You can fund a charitable gift annuity with an irrevocable donation of cash, publicly traded securities, or other assets, such as real estate, art, or collectibles. Your donation may earn you an immediate partial tax deduction. The exact amount of your deduction will be based on several factors: the number of beneficiaries; their ages at the time of the gift and their life expectancies; the anticipated income stream beneficiaries will receive from the annuity; and the prevailing rate at the time of the gift as determined by the IRS, which will be used to value the annuity.
Donating appreciated securities—rather than cash—to a charitable gift annuity can also help you minimize your capital gains liability while securing a future income stream. No matter what type of asset you donate to establish a charitable gift annuity, the income you receive from the annuity will be treated as either a return of capital or be subject to federal and state income tax. Charities will issue a form 1099-R to help determine how the capital gains taxes should be treated.
Following passage of the 2023 Omnibus Appropriations Act, individuals may be able, in tax years beginning with 2023, to make a one-time QCD to a charitable gift annuity of up to $50,000 from their IRA. The gift would not be tax-deductible, but the IRA distribution could, if applicable, count toward required minimum distributions for the year. Consult a tax professional for more information.
Key benefits of charitable gift annuities
- Secures a source of lifetime income. This income will continue as long as you and/or your beneficiary survive.
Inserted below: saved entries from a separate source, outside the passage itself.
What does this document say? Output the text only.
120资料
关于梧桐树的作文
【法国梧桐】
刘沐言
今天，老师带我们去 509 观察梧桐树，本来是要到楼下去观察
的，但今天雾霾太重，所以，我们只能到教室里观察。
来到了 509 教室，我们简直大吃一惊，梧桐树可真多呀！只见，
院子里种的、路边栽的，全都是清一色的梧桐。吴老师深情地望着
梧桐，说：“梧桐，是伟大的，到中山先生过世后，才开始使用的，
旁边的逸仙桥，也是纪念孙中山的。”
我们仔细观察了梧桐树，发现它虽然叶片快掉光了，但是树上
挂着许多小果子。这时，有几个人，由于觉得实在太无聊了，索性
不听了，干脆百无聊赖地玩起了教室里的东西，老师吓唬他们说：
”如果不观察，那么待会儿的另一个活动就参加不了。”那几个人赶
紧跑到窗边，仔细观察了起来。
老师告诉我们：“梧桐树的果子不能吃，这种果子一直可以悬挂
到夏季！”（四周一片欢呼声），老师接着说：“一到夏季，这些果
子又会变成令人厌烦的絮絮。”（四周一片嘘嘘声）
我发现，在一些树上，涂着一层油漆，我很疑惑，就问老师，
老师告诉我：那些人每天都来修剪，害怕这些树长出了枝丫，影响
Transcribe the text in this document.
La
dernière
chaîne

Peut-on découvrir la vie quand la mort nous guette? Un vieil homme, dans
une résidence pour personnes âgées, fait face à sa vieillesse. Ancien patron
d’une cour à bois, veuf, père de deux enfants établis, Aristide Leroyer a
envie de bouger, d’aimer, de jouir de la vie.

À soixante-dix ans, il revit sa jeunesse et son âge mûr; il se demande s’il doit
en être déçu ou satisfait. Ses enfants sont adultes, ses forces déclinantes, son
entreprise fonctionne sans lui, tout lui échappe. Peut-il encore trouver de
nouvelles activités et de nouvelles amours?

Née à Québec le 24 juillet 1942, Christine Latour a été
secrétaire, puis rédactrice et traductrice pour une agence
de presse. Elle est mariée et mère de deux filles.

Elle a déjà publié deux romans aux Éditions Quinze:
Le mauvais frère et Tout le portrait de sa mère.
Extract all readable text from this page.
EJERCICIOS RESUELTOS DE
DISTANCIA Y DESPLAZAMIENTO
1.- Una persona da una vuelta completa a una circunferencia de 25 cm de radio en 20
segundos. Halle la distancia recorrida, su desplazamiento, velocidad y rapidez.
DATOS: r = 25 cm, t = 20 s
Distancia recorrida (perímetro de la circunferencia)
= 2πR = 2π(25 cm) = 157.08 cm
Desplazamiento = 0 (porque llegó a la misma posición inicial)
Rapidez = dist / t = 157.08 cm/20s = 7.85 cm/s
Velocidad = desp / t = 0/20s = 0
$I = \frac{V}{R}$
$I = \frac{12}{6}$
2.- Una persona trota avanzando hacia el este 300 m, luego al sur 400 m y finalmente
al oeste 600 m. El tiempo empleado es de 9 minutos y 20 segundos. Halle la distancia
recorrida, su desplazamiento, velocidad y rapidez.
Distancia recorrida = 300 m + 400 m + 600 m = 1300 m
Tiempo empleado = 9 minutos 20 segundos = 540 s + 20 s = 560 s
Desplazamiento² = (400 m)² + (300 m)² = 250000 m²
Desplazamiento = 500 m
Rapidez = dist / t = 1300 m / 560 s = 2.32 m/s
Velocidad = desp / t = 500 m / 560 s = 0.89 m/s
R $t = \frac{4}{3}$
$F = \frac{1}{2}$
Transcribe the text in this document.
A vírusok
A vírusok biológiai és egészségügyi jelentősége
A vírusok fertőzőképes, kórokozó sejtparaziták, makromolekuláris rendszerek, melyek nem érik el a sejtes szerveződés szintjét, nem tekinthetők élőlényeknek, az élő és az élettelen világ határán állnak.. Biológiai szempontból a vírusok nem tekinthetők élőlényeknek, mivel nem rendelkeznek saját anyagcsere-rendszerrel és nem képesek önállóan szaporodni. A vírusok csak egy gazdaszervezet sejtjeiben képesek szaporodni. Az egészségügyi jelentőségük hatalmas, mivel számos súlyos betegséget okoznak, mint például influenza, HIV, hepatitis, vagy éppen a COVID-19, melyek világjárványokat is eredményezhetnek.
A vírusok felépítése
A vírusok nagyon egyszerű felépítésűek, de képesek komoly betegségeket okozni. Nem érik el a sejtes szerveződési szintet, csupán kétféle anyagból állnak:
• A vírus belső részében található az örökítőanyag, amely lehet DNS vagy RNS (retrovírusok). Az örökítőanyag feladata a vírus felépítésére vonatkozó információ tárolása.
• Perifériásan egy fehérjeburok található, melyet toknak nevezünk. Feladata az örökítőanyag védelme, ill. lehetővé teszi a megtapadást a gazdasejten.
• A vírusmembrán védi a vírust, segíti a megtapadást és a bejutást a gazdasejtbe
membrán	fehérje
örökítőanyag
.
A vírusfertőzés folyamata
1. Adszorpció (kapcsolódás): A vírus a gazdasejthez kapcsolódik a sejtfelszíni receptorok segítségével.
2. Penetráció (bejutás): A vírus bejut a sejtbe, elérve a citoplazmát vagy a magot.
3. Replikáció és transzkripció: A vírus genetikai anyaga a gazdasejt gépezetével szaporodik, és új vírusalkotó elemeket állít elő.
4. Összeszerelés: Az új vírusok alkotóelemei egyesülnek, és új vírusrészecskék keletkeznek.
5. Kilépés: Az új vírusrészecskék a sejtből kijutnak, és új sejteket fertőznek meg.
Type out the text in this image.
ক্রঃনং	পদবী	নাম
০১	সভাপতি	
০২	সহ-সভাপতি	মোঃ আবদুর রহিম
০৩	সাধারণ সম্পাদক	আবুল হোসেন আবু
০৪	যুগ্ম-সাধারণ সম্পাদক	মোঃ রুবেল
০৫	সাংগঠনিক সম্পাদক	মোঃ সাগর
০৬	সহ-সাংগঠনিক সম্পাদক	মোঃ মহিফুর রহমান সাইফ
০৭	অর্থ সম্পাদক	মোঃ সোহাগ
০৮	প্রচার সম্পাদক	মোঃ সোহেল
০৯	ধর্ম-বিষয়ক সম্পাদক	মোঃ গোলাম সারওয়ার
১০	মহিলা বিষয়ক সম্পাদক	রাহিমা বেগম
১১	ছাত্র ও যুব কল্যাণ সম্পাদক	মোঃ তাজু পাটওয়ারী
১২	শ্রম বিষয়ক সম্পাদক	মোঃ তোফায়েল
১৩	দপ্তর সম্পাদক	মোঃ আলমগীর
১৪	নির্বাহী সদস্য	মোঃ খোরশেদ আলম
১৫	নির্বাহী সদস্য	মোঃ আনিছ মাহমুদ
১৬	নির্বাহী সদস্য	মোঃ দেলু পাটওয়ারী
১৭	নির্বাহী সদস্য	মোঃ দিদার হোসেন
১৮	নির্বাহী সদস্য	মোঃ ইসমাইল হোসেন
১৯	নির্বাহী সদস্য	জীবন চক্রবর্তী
- Preserves the value of highly appreciated assets. A charitable gift annuity allows you to eliminate capital gains tax when you donate long-term appreciated assets, including non-income-producing property. (That is, a portion may be eliminated but the remainder will be deferred.) By donating assets in-kind, you will preserve the full fair market value of the assets, rather than reduce it by selling it and paying capital gains taxes. This increases the amount of money potentially available for your annuity income and your charity.
- Provides income tax deductions. With a charitable gift annuity, you have the potential to take a partial income tax deduction when you fund the annuity. The deduction amount is based on several variables, including the charitable gift annuity yield, which is determined by the charity and the beneficiaries’ life expectancies.
- Provide long-term support to your favorite causes. Unlike what happens with an immediate income annuity, the remaining value of your annuity will not pass to an insurance company after you and your beneficiary die. Instead, those assets will go to a charity, such as your alma mater or another charitable organization.
Is a charitable gift annuity right for you?
Charitable gift annuities, as with all things, have benefits and risks. Fox example, future income payments are subject to the ability of the charity to pay claims, inclusive of all assets, not just those in the reserve account; so if a charity is small or not yet well established, their ability to make payments in the future may be in question. On the other hand, a charitable gift annuity may be a good option if you want an immediate charitable deduction but also want to secure a source of lifetime income for yourself and another beneficiary. It may also be a good option if you want to manage potential capital gains tax and support a charity with a significant donation. Consult a financial professional to help determine what's best for you.